ÇOCUKLARIN KORUNMASI SORUMLULUĞU

Tamamen gönüllülük esaslı ve hak temel faaliyetler yürüttüklerini vurgulayan Erel, şöyle konuştu: “Bu kadar görünür olmanın tabii ki hem avantajı hem de dezavantajı var. Avantajı şu; burada ihtiyaç olduğunu düşündüğümüz bazı çalışmalar var. Bunları projelendiriyoruz ve projelerimize fonlar, destekler bulabiliyoruz. Buna dair hiçbir sıkıntımız yok. Bu konuda ne kadar güvenilir olduğunu da kanıtlamış bir örgüttür Rengârenk Umutlar Derneği. Şöyle de bir dezavantajı var; biz tüm bu çocuk hak ihlallerinin tek sorumlusunun devlet olduğunun farkındayız. Dolayısıyla raporlarımızda da bunu ön plana çıkarıyoruz. ‘Çocuğun korunması, haklarının sağlanması birincil derecede devletin sorumluluğudur. Sorumluluğunu yerine getirsin’ diyoruz. Şimdi tam da burada sen muhalif bir örgüt olarak duruyorsun onların karşısında. Biz buna bağlı olarak iki yıl içerisinde üç kere denetime tabi tutulduk. Alman fondaşlar listesindeki dernek olarak hedef gösterildik. Çalışmalarımız engellenmeye çalışılıyor. Tabii ki bu kadar görünür ve iyi işler yapıyor olmanın böyle bir dezavantajı da var.”

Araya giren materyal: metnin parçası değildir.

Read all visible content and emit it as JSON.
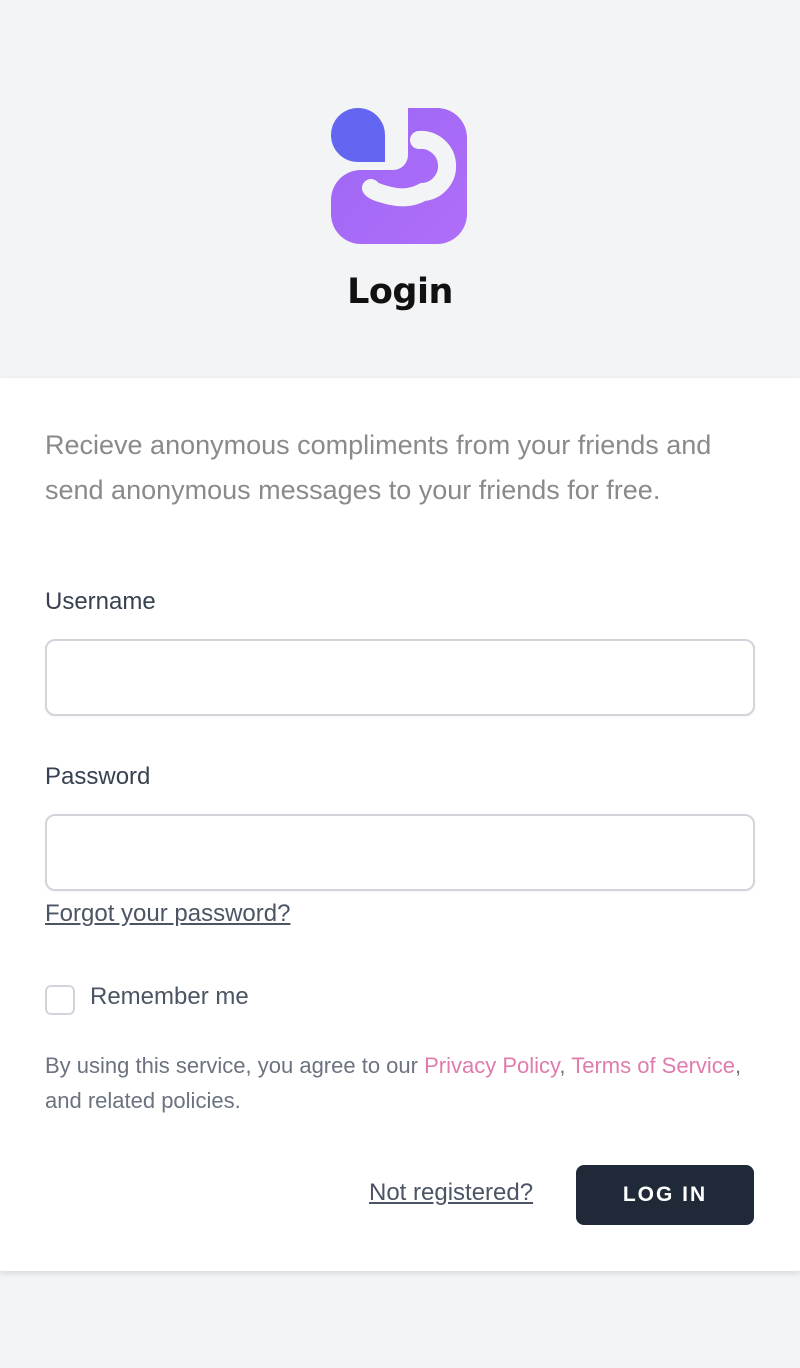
{
  "header": {
    "title": "Login"
  },
  "intro": "Recieve anonymous compliments from your friends and send anonymous messages to your friends for free.",
  "form": {
    "username_label": "Username",
    "username_value": "",
    "password_label": "Password",
    "password_value": "",
    "forgot_link": "Forgot your password?",
    "remember_label": "Remember me",
    "remember_checked": false
  },
  "terms": {
    "prefix": "By using this service, you agree to our ",
    "privacy": "Privacy Policy",
    "sep": ", ",
    "terms_link": "Terms of Service",
    "suffix": ", and related policies."
  },
  "actions": {
    "not_registered": "Not registered?",
    "login_button": "LOG IN"
  },
  "colors": {
    "logo_dot": "#6366f1",
    "logo_body": "#a86ef7",
    "accent_link": "#e07bae",
    "button_bg": "#1f2937"
  },
  "icons": {
    "logo": "app-logo-icon"
  }
}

KİŞİSEL VERİLERİ KORUYORUZ

Çocuk alanında çalışmanın zorluklarına da değinen Erel, şunları söyledi: “Çocukların güvenliği meselesi bizim için çok önemlidir. Birleşmiş Milletler Çocuk Hakları Sözleşmesi’nin yetersiz olsa bile çocuk alanında en kapsamlı olan sözleşme olduğunu söyleyebiliriz. Onu referansı alarak çalışmalarımızı sürdürüyoruz. Zaten o sözleşme bir bütün haliyle çocuğun korunması amacıyla hazırlandı. Peki, biz bunu dernekte nasıl yapıyoruz? Yani Kişisel Verilerin Korunması Kanunu’ndan (KVKK) da bağımsız olarak, bir çocuk güvenliği politika belgemiz var. Orada çocukların yüzlerinin, seslerinin, çocuğun olmak istemediği görüntülerin hepsiyle ilgili aslında bir takım koruyucu önleyici maddeler var. Yani bütün örgütlerde olması gereken bir politika belgesinden bahsediyorum ama bizim çalıştığımız alanda daha kritik. Çünkü çok dezavantajlaştırılmış bir bölgede çalışıyoruz. Bu çocukların yüzleri, bu çocukların evleri, okul hayatları, ekonomik koşulları, bir şekilde suistimal edildi. Sosyal medyalarda, basında çocukların yüzleri gösterilerek deşifre edildi. Bu da çocuğu hedef göstermektir. Çocuğun onayı olmadan ve bu kadar ajite eden bir yerden bütün bunların yapılıyor olmasına şerhimiz var.”